Palm, Inc. has released the results for its most recent financial quarter. Its revenues were up slightly, but not enough to make the company profitable.
For the quarter that ended August 29, Palm had revenues of $177.4 million, up 3.0 percent from the $172.3 million reported during the comparable quarter a year ago.
The company’s net loss, in accordance with generally accepted accounting principles (GAAP), was $21.7 million, or $0.74 per share. Included in this was $1.9 million spent on costs associated with the pending spin-off of PalmSource. Analysts had expected Palm to have losses between $0.77 and $.0.89 per share.
The company’s share price was up sharply today, rising $1.63 or 7.78%, to $22.57. However, it is down $0.67 in after-hours trading. These results were announced after regular trading had ended.
Palm is currently made up of two operating units — Palm Solutions Group and PalmSource. In the near future, PalmSource, which is responsible with developing and licensing the Palm OS, will split off as a separate company. The remaining part of Palm will be renamed palmOne and will make and sell handhelds. The company is also in the process of buying Handspring.
For the most recent financial quarter, the Palm SG had revenues of $168.6 million, and a loss of $16.5 million. During the same quarter a year ago, it had revenues of $164.7 million and a loss of $32.3 million.
The Palm SG shipped approximately 645,000 handhelds during this quarter, bringing the total number of Palm-branded handhelds shipped to date to 22.9 million.

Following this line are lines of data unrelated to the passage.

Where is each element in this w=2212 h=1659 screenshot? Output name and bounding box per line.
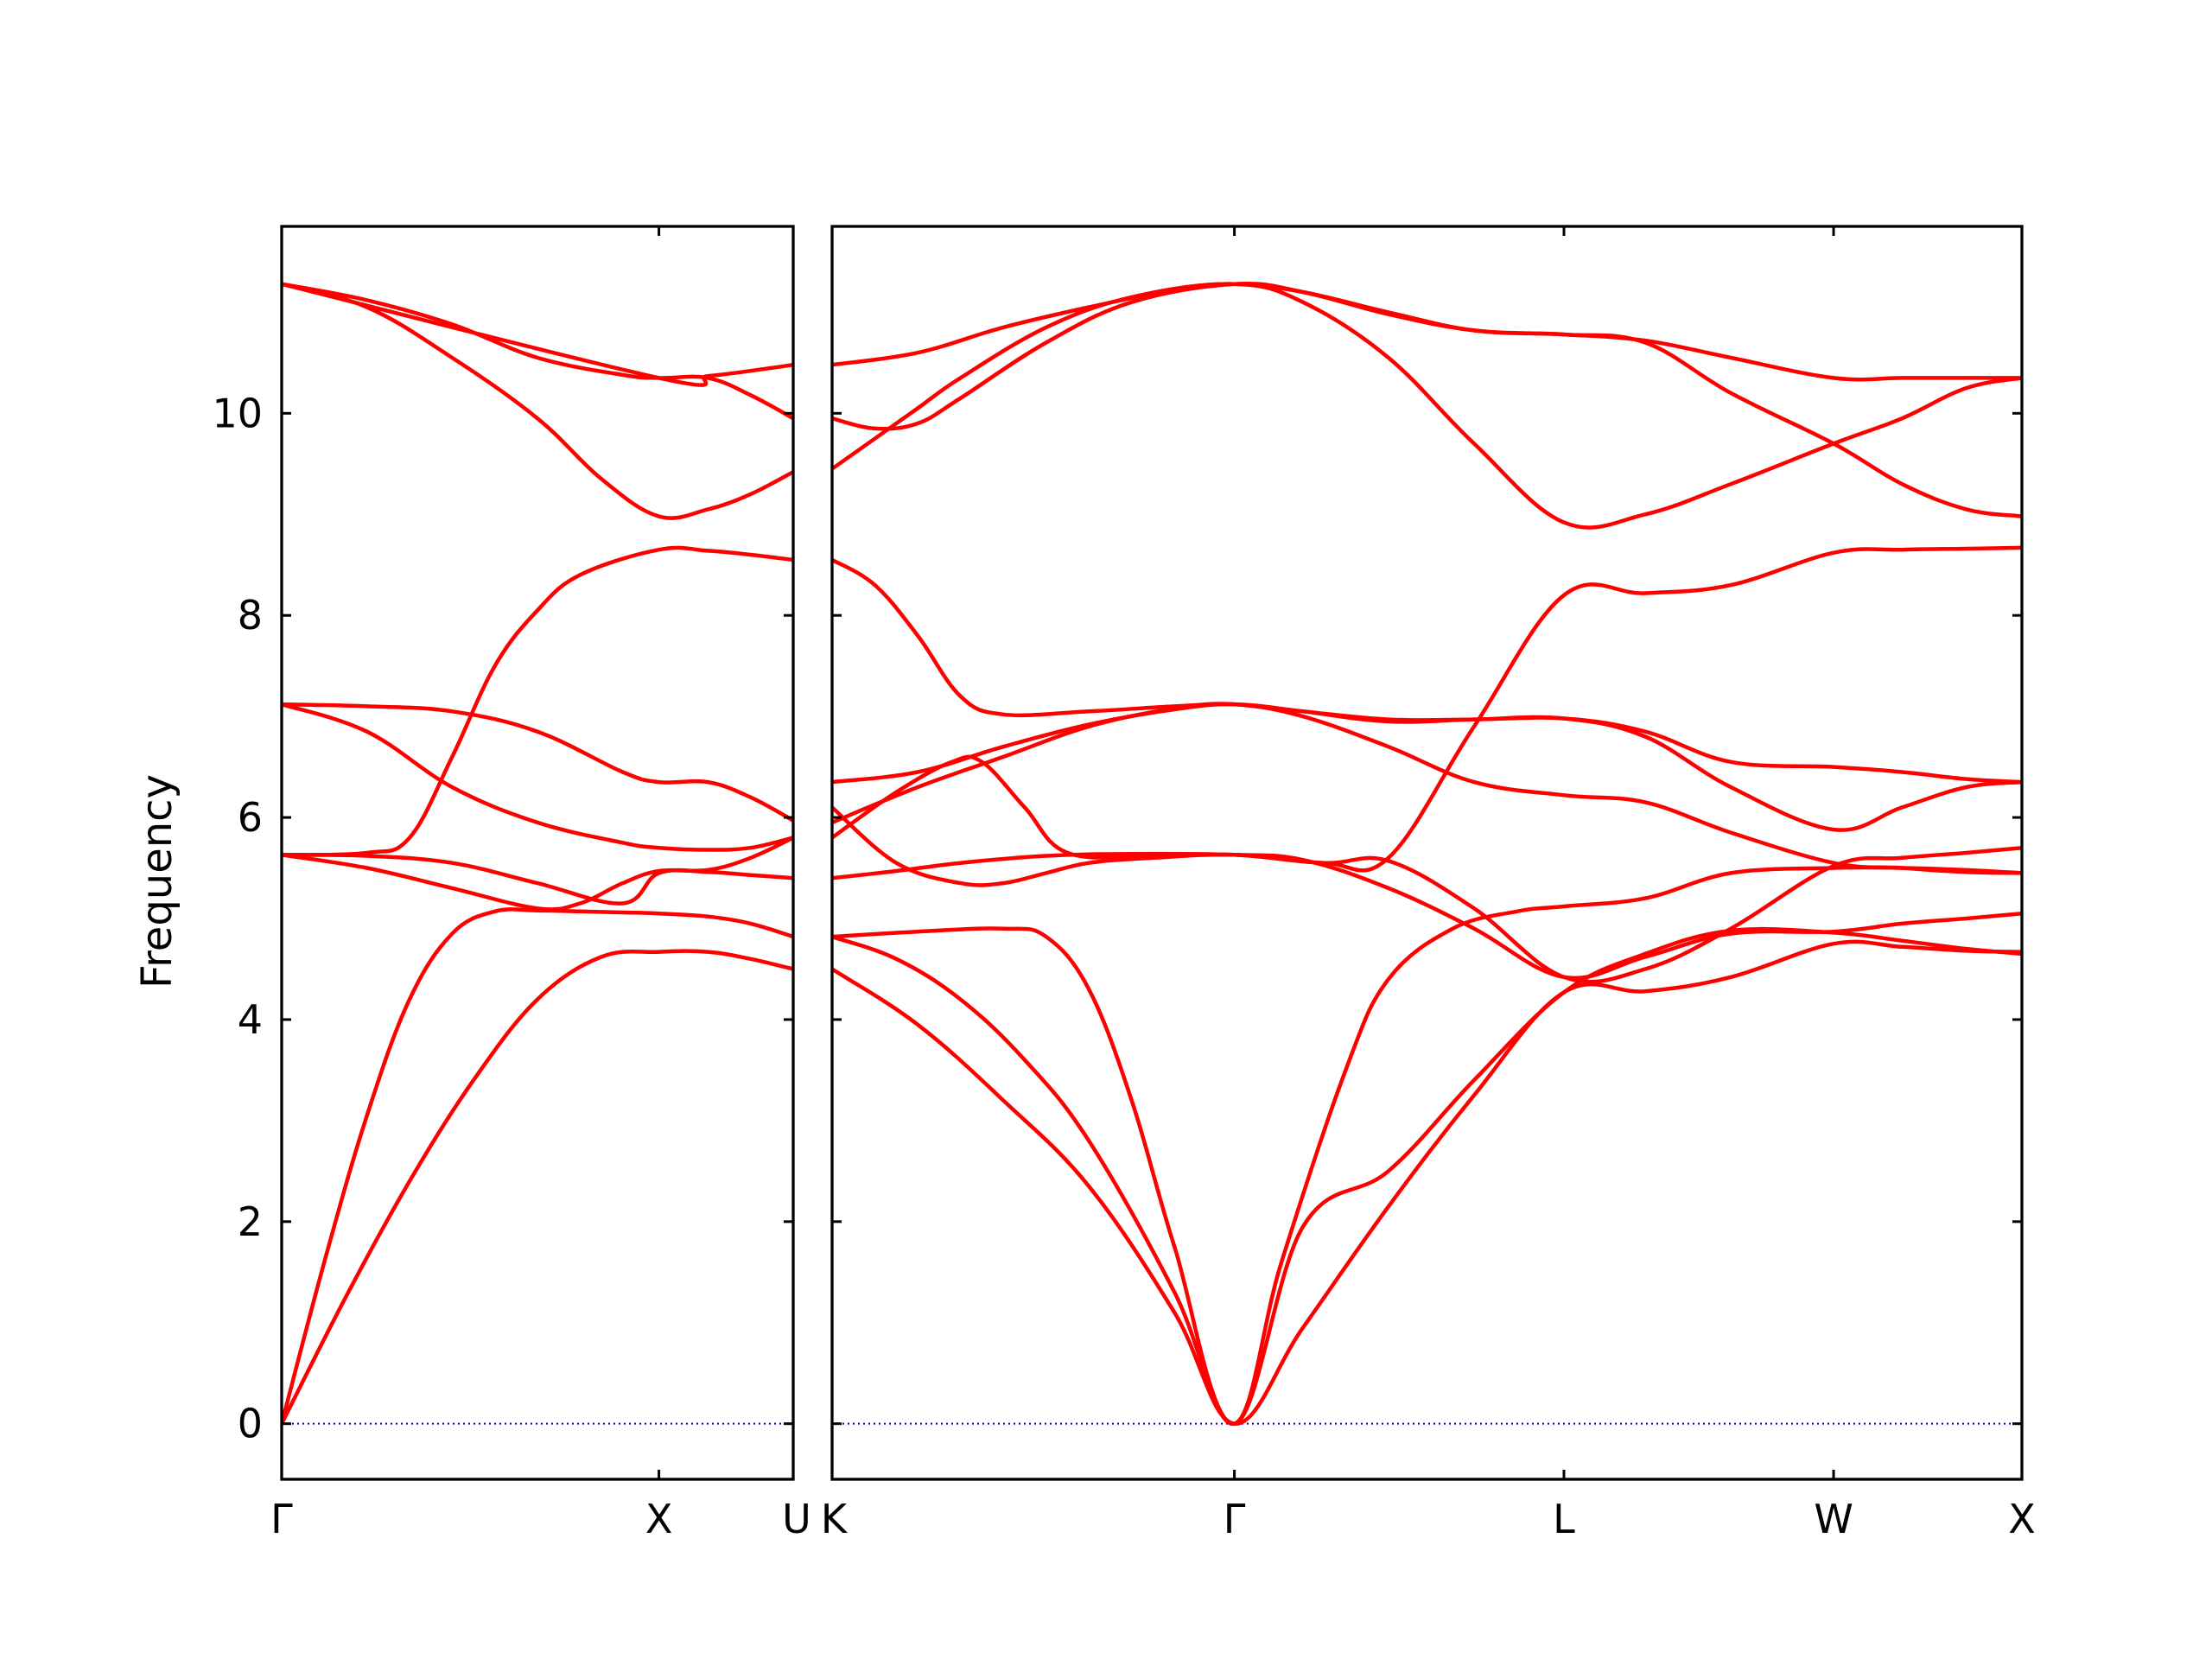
band-7 [832,702,2022,875]
y-tick-label: 2 [238,1198,263,1245]
panel-plot-area [282,282,793,1426]
x-tick-label: Γ [270,1496,293,1542]
y-tick-label: 8 [238,592,263,639]
band-1 [832,939,2022,1426]
band-7 [282,702,793,823]
band-1 [282,949,793,1426]
panel-gamma-x-u: 0 2 4 6 8 10 Γ X U [212,225,811,1542]
y-tick-label: 10 [212,390,263,436]
y-axis-label: Frequency [133,774,181,988]
x-tick-label: X [2008,1496,2036,1542]
band-3 [282,836,793,912]
panel-frame [830,225,2024,1481]
band-4 [832,851,2022,981]
band-12 [832,282,2022,382]
panel-frame [280,225,795,1481]
x-tick-label: Γ [1224,1496,1246,1542]
y-tick-label: 6 [238,794,263,841]
band-8 [282,282,793,520]
band-5 [832,545,2022,887]
band-10 [832,282,2022,530]
x-tick-label: U [782,1496,811,1542]
y-tick-label: 4 [238,996,263,1043]
x-tick-label: K [821,1496,849,1542]
band-3 [832,926,2022,1426]
band-2 [282,907,793,1426]
x-tick-label: X [645,1496,673,1542]
band-6 [282,702,793,852]
band-10 [282,282,793,387]
band-9 [282,282,793,421]
chart-panels: 0 2 4 6 8 10 Γ X U K Γ L W X [212,225,2036,1542]
x-tick-label: L [1553,1496,1575,1542]
band-9 [832,557,2022,785]
band-5 [282,545,793,857]
panel-plot-area [832,281,2022,1426]
band-4 [282,853,793,906]
band-2 [832,865,2022,1426]
band-11 [832,281,2022,518]
y-tick-label: 0 [238,1401,263,1447]
x-tick-label: W [1814,1496,1853,1542]
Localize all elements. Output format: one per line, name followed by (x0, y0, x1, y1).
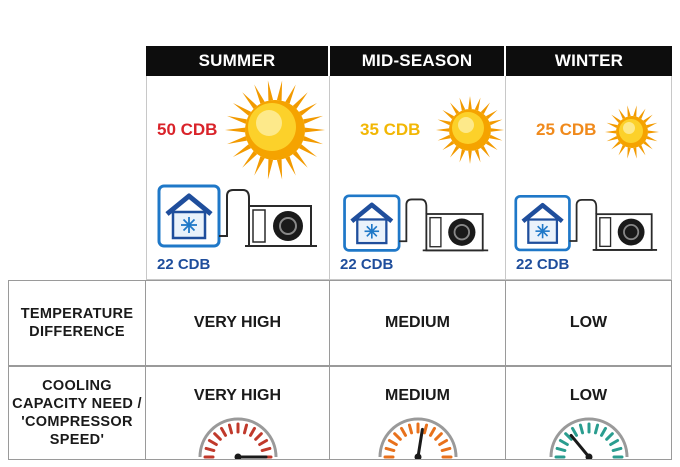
outside-temp: 35 CDB (360, 120, 421, 139)
cooling-mid-season: MEDIUM (330, 366, 506, 460)
gauge-icon (198, 417, 277, 459)
house-snowflake-icon (157, 184, 221, 248)
sun-icon (436, 96, 504, 164)
inside-temp: 22 CDB (516, 256, 570, 273)
indoor-outdoor-icon (340, 194, 500, 259)
sun-icon (605, 105, 659, 159)
outdoor-unit-icon (422, 213, 489, 252)
cooling-level: VERY HIGH (193, 387, 282, 404)
header-mid-season: MID-SEASON (330, 46, 504, 76)
temp-diff-mid-season: MEDIUM (330, 280, 506, 366)
outside-temp: 25 CDB (536, 120, 597, 139)
row-label-temperature-difference: TEMPERATURE DIFFERENCE (8, 280, 146, 366)
cooling-summer: VERY HIGH (146, 366, 330, 460)
temp-diff-winter: LOW (506, 280, 672, 366)
mid-season-illustration: 35 CDB (329, 76, 506, 280)
cooling-level: LOW (569, 387, 608, 404)
inside-temp: 22 CDB (340, 256, 394, 273)
cooling-winter: LOW (506, 366, 672, 460)
sun-icon (225, 80, 325, 180)
winter-illustration: 25 CDB (505, 76, 672, 280)
row-label-cooling-capacity: COOLING CAPACITY NEED / 'COMPRESSOR SPEE… (8, 366, 146, 460)
indoor-outdoor-icon (157, 184, 327, 255)
outdoor-unit-icon (592, 213, 658, 251)
gauge-icon (378, 417, 457, 459)
temp-diff-summer: VERY HIGH (146, 280, 330, 366)
summer-illustration: 50 CDB (146, 76, 330, 280)
outdoor-unit-icon (245, 205, 317, 247)
header-summer: SUMMER (146, 46, 328, 76)
house-snowflake-icon (343, 194, 401, 252)
comparison-table: SUMMER MID-SEASON WINTER 50 CDB (8, 46, 672, 460)
house-snowflake-icon (514, 194, 571, 252)
header-winter: WINTER (506, 46, 672, 76)
cooling-level: MEDIUM (385, 387, 450, 404)
inside-temp: 22 CDB (157, 256, 211, 273)
indoor-outdoor-icon (514, 194, 666, 259)
outside-temp: 50 CDB (157, 120, 218, 139)
gauge-icon (549, 417, 628, 459)
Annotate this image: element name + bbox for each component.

PalmSource’s revenue last quarter was $17.1 million and it had a loss of $2.8 million. The same quarter in 2002 it had revenues of $15.0 million and a loss of $10.0 million.
Approximately 1.2 million Palm Powered handhelds were shipped in the quarter, bringing the total number shipped to date from all Palm OS licensees to 30.1 million.
“Palm Solutions Group and PalmSource demonstrated continued strong execution,” said Eric Benhamou, Palm, Inc. chairman and interim CEO. “Each business posted year-over-year revenue growth. We improved our gross margin, strengthened our balance sheet with an increase in our cash balance and managed our inventory to 20 turns. As we look to the near and medium term, we notice many indications of a new growth wave in the making for the mobile device industry.”